United States or Ireland ? Vote for the TOP Country of the Week !


The rebels during all this time plied the covering and working parties with shot and shell, bringing out field-guns, which enfiladed the Ludlow Castle and Koodsia Bagh batteries, and keeping up a sharp musketry fire from an advanced trench they had dug in front of the walls.

No. 2, to the left front, near Ludlow Castle, and only 600 yards from the walls, was completed on the 10th, and contained nineteen pieces of artillery. No. 4, for ten heavy mortars, and near No. 2, at the Koodsia Bagh, was completed in front of the Kashmir bastion also on that day.

The Rifles ran forward in skirmishing order, and the heads of the first two columns issued from the Koodsia Bagh at a quick march. No sooner were their front ranks seen, than a storm of bullets showered upon them from every side. At the breach of the Cashmere gate, for some minutes it was impossible to put ladders down into the ditch.

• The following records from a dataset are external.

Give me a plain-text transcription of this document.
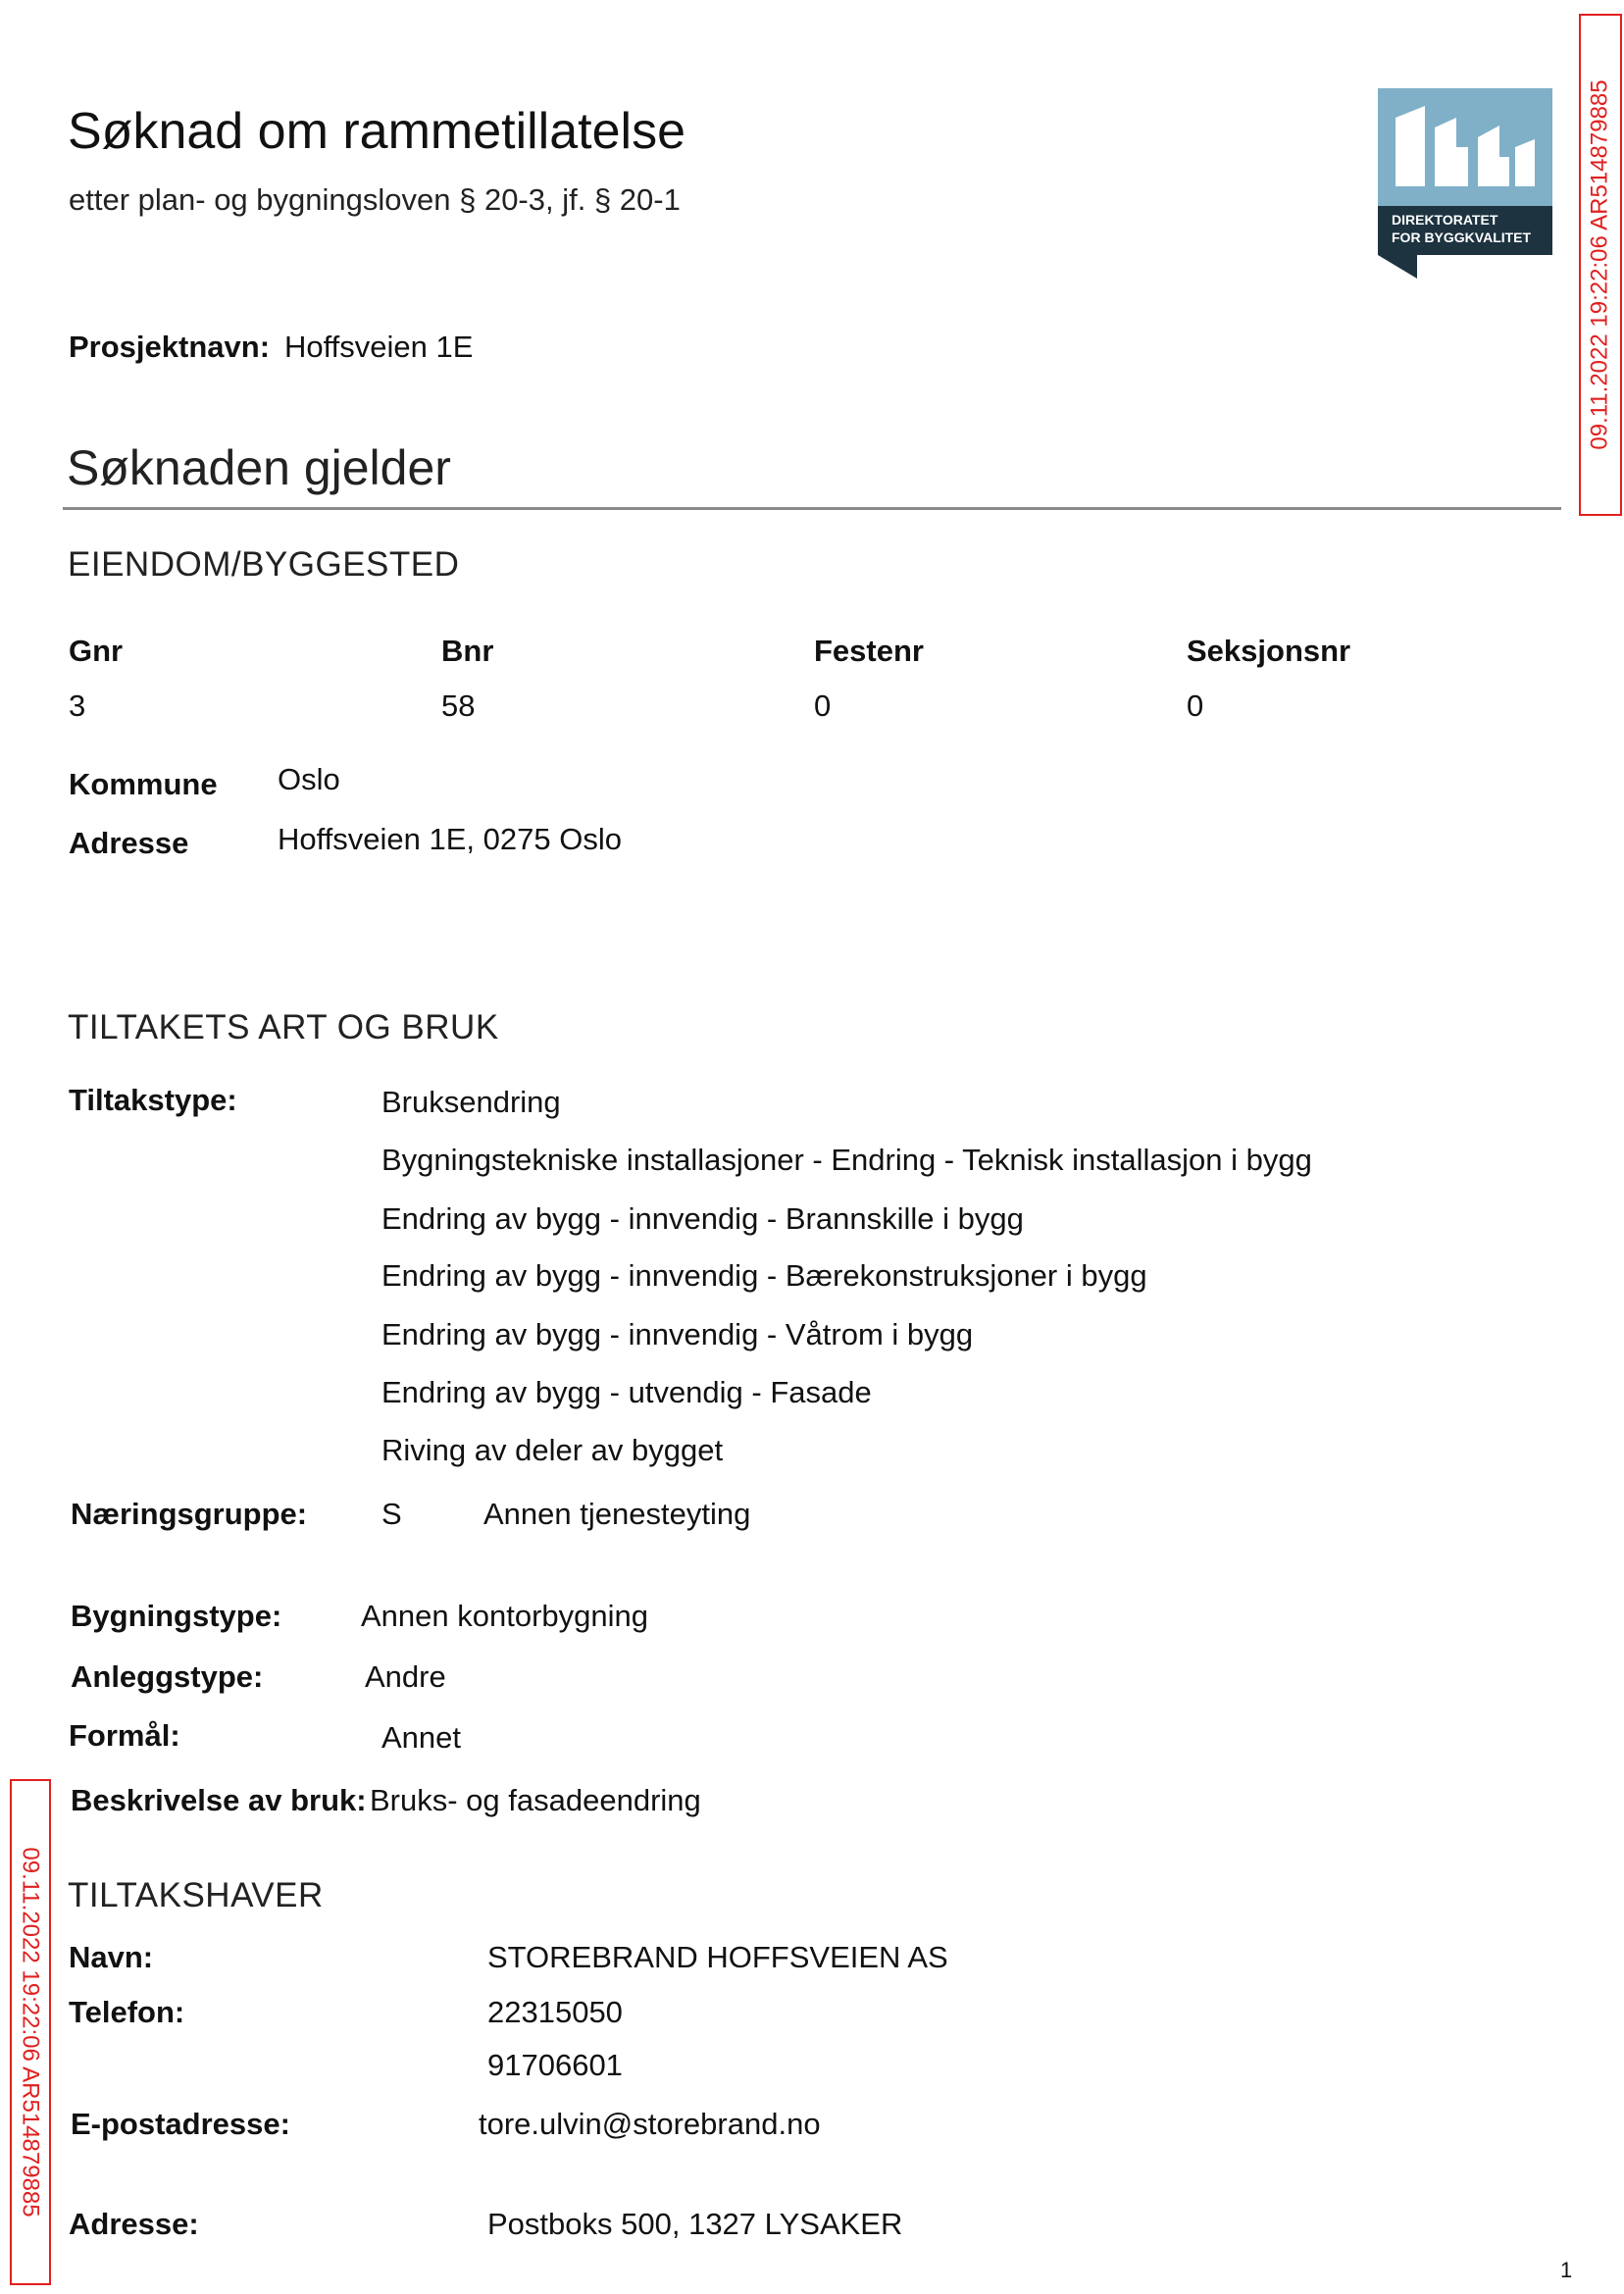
Søknad om rammetillatelse
etter plan- og bygningsloven § 20-3, jf. § 20-1
DIREKTORATET
FOR BYGGKVALITET 09.11.2022 19:22:06 AR514879885
09.11.2022 19:22:06 AR514879885
Prosjektnavn: Hoffsveien 1E
Søknaden gjelder
EIENDOM/BYGGESTED
Gnr	Bnr	Festenr	Seksjonsnr
3	58	0	0
Kommune Oslo
Adresse	Hoffsveien 1E, 0275 Oslo
TILTAKETS ART OG BRUK
Tiltakstype:	Bruksendring
Bygningstekniske installasjoner - Endring - Teknisk installasjon i bygg
Endring av bygg - innvendig - Brannskille i bygg
Endring av bygg - innvendig - Bærekonstruksjoner i bygg
Endring av bygg - innvendig - Våtrom i bygg
Endring av bygg - utvendig - Fasade
Riving av deler av bygget
Næringsgruppe: S	Annen tjenesteyting
Bygningstype:	Annen kontorbygning
Anleggstype:	Andre
Formål:	Annet
Beskrivelse av bruk: Bruks- og fasadeendring
TILTAKSHAVER
Navn:	STOREBRAND HOFFSVEIEN AS
Telefon:	22315050
91706601
E-postadresse:	tore.ulvin@storebrand.no
Adresse:	Postboks 500, 1327 LYSAKER
1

The 60th Rifles with a cheer advanced to the front, and opened out as skirmishers to the right and left of the Koodsia Bagh. Then followed Nos. 1 and 2 Columns, which, in compact order, issued from their cover, making for the two breaches to be assaulted.

We wondered how it was that the enemy allowed us to occupy the advanced positions at Ludlow Castle and the Koodsia Bagh without even so much as a struggle; but it was accounted for by the supposition that they imagined our attack would be made from the right of our position, where all the great conflicts had taken place.